Cocheiras devem ser seguras. Estão cheias de feno, serragem, borracha e madeira que são materiais altamente inflamáveis ao menor sinal de faísca. Então, por causa do alto risco é importante ser proativo quando se fala em prevenção contra o fogo.

1- Mantenha fios e lâmpadas longe dos cavalos

Os equinos são animais curiosos. Por isso, não deixe luminárias acessíveis para que eles possam ‘examinar’. Ou até fios que eles possam morder.

2- Certifique-se de que seu corredor tenha dimensões adequadas

O corredor central do pavilhão de cocheiras deve ser amplo o suficiente para que um cavalo possa dar meia volta sem esbarrar nas laterais. Bem como, para que dois animais possam se cruzar confortavelmente.

3- Instale sinalizações de emergência e placas informativas

É importante ter uma baia bem sinalizada em caso de incêndio. Uma vez que evita um desastre ainda maior. Além disso, seja firme e intolerante com cigarro nas cocheiras.

4- Mantenha seu espaço sempre limpo

Uma vassoura e um ancinho são as melhores e mais simples ferramentas que você pode ter para te ajudar a prevenir um incêndio. Por isso, mantenha as saídas e corredores sempre livres de empecilhos, carrinhos e outros objetos.

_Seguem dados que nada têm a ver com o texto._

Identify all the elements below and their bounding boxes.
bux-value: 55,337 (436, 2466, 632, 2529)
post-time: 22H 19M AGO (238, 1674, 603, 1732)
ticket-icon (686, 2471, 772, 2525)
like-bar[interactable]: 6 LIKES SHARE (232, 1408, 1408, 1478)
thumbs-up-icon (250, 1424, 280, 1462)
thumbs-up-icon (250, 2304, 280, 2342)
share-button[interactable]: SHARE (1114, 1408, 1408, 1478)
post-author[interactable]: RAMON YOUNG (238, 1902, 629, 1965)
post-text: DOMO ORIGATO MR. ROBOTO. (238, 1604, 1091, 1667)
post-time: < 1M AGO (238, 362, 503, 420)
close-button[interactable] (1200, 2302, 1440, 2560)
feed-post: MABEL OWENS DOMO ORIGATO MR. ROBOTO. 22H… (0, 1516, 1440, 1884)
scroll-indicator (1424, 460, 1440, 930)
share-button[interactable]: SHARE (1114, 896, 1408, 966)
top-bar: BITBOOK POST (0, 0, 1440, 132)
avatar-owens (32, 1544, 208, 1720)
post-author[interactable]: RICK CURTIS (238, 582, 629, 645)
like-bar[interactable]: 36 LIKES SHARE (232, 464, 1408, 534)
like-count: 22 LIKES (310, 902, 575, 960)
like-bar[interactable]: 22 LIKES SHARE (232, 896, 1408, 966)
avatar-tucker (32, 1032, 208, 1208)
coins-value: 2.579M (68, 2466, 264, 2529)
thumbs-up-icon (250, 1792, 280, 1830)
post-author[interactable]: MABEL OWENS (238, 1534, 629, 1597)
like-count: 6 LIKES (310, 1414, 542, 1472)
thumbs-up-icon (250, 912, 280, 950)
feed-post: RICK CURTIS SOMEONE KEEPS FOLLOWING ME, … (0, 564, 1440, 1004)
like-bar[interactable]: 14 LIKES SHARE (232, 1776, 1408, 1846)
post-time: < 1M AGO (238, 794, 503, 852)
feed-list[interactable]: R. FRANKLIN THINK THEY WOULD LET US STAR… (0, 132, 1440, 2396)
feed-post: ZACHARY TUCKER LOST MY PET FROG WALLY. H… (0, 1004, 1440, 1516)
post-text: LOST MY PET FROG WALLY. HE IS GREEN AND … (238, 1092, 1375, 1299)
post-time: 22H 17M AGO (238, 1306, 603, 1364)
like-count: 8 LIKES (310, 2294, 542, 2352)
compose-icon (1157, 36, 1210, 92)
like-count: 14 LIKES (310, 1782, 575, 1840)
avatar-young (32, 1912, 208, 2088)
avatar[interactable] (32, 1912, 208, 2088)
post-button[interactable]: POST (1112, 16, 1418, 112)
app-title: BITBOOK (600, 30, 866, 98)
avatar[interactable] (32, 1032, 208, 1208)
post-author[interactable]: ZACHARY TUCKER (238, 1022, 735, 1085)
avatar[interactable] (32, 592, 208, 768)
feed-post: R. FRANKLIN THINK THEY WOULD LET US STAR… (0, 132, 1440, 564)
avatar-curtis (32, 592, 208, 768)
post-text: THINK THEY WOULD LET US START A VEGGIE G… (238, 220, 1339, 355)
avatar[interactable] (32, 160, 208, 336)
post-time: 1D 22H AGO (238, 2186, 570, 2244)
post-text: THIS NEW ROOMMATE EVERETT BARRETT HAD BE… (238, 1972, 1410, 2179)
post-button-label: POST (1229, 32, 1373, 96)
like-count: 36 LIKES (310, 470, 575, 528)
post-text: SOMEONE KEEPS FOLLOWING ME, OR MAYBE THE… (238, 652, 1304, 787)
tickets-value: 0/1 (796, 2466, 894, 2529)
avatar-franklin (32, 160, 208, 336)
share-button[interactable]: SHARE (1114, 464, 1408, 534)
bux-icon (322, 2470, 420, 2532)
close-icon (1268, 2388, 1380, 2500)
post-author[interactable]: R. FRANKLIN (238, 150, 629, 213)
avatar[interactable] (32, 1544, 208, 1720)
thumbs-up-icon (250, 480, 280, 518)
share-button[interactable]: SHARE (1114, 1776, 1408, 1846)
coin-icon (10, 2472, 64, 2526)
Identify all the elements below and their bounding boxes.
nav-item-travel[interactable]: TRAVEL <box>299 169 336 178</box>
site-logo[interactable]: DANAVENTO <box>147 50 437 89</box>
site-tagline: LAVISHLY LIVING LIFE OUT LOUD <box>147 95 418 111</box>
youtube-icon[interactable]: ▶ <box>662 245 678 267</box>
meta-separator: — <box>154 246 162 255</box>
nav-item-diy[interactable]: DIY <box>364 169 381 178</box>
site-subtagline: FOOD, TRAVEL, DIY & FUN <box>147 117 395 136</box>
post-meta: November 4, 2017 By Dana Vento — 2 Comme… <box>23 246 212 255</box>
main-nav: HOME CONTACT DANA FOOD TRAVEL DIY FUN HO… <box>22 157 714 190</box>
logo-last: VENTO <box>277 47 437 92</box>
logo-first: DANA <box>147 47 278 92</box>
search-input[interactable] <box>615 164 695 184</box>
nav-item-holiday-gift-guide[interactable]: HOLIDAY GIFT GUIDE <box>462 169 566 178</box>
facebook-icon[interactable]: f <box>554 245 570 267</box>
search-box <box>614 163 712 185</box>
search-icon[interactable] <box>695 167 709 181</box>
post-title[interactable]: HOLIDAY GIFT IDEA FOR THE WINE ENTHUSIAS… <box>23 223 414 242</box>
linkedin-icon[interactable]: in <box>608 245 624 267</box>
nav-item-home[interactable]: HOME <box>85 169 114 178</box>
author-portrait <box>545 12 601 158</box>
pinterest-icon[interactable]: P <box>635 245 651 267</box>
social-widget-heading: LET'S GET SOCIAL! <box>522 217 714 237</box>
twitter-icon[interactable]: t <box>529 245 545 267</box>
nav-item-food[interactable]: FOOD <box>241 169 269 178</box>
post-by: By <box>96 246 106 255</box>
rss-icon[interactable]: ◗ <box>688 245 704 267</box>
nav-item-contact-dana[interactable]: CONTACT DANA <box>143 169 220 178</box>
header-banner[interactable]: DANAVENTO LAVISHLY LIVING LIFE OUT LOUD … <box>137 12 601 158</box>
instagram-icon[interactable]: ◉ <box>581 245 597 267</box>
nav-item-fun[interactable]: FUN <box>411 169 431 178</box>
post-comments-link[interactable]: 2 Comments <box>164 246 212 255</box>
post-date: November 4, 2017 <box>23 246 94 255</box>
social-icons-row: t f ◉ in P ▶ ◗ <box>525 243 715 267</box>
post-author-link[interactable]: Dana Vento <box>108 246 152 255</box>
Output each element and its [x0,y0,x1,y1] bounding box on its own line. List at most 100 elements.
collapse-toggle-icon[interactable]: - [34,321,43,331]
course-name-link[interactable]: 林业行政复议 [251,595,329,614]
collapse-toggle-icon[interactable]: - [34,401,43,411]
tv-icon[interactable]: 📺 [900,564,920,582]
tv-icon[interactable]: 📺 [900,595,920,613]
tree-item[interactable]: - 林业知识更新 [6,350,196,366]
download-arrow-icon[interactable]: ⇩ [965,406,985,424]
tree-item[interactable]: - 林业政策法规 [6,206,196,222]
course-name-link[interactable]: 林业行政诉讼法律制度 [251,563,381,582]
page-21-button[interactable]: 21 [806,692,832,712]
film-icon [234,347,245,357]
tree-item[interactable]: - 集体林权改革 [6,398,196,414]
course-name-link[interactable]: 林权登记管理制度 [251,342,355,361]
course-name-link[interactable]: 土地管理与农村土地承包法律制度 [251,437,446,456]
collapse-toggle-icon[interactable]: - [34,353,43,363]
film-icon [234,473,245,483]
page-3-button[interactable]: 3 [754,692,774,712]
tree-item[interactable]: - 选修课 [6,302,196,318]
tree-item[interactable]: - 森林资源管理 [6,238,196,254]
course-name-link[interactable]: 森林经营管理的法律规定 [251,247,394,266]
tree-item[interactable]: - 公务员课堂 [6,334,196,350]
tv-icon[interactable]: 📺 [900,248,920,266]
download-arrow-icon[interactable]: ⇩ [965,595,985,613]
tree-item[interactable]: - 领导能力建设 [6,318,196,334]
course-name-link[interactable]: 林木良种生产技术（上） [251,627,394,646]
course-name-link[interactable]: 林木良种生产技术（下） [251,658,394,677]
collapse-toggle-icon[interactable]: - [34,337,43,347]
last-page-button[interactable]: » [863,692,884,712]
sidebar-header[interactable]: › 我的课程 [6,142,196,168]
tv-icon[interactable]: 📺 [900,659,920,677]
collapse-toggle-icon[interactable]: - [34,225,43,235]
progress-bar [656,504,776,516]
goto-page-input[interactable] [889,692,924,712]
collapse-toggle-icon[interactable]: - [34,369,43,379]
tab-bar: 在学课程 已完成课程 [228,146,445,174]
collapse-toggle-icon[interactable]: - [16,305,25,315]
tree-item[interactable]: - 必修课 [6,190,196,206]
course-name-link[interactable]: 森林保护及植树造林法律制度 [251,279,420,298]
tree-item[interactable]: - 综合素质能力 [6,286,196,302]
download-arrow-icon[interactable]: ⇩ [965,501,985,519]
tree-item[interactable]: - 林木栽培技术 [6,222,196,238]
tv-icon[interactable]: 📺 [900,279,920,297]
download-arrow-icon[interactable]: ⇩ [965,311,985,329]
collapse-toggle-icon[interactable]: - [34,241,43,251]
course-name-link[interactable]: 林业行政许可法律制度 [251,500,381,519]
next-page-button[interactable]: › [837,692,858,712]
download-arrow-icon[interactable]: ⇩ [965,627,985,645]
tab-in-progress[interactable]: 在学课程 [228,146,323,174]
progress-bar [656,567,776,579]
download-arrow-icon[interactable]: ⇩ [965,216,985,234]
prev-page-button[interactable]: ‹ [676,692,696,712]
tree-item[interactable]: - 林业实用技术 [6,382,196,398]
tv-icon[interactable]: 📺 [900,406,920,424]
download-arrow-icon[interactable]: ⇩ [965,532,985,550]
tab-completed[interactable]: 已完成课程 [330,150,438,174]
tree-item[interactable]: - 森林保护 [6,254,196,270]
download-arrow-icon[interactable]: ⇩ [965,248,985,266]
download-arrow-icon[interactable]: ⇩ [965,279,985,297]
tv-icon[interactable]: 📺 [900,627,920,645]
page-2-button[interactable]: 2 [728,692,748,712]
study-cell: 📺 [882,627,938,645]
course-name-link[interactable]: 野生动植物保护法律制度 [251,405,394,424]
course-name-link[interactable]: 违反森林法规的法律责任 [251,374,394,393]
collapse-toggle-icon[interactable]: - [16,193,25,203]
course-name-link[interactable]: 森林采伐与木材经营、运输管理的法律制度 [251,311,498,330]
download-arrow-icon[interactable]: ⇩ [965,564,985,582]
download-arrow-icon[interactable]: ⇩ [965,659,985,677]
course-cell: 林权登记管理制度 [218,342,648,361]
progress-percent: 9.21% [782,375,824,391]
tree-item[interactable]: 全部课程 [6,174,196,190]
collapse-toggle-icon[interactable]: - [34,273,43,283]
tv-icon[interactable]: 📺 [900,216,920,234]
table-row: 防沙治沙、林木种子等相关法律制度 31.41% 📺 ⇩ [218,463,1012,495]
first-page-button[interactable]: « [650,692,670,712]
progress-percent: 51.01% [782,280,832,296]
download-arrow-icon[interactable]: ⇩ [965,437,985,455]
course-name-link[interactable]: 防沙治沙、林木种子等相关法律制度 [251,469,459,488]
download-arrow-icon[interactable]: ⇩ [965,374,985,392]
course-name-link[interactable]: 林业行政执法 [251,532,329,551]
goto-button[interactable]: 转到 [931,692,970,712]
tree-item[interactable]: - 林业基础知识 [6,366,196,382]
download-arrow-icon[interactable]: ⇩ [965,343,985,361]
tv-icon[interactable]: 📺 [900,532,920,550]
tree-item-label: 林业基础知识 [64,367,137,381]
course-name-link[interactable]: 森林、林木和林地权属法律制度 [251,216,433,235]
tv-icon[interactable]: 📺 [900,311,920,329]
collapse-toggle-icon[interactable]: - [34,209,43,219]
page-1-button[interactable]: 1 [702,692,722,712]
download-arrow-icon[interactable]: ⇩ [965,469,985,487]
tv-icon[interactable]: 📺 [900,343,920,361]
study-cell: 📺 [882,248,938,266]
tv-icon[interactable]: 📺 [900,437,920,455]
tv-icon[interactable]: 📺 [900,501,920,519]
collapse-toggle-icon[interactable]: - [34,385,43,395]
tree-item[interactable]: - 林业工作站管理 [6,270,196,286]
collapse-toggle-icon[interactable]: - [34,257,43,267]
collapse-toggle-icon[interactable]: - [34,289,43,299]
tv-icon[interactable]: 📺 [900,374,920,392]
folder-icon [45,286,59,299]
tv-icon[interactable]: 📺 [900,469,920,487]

Ao lidar com as cocheiras tenha em mente que a segurança é fator primordial. Afinal, são locais que abrigam bens precisos, os cavalos

5- Tratores, equipamentos e veículos a gasolina fora das cocheiras

O ideal é que eles fiquem guardados em um depósito a, pelo menos, 20 metros de qualquer celeiro com cavalos. De fato, os sistemas elétricos, de combustível e de escape podem causar incêndios. Por outro lado, qualquer que seja seu tipo de abastecimento – álcool, gasolina –  também deve ser armazenado nesse local.

6- Mantenha feno e serragem separados das cocheiras

Nem sempre é possível ter uma edificação separada. Então, os depósitos de estocagem podem ser apenas isolados por alvenaria. Visto que o feno não apenas é inflamável, como também pode sofrer uma combustão espontânea se não estiver bem seco antes de sua armazenagem.

7- Inspecione suas instalações elétricas

Faça isso com frequência. Afinal, fios desencapados ou gastos podem ser perigosos. Desse modo, devem estar sempre envoltos de metal ou PVC a fim de evitar bichos e roedores de mascar sobre eles. Todas as instalações elétricas devem ser embutidas e tomadas e interruptores sempre limpos e longe do alcance dos cavalos.

8- Instale um para-raios

Ao contrário do que alguns pensam, instalar um para-raios é barato. Assim como pode te poupar muita dor de cabeça. Garanta, sobretudo, que o seu sistema de proteção contra descargas atmosféricas esteja devidamente fundamentado. Um profissional certificado deve instalá-lo.

9- Tenha extintores de incêndio e inspecione-os mensalmente

Todo celeiro deve ter extintores de incêndio. Um extintor de multiuso (classificado ABC), aliás, é o tipo recomendado para estábulos. Eles devem ser instalados em cada entrada e no pavilhão a cada 10 metros.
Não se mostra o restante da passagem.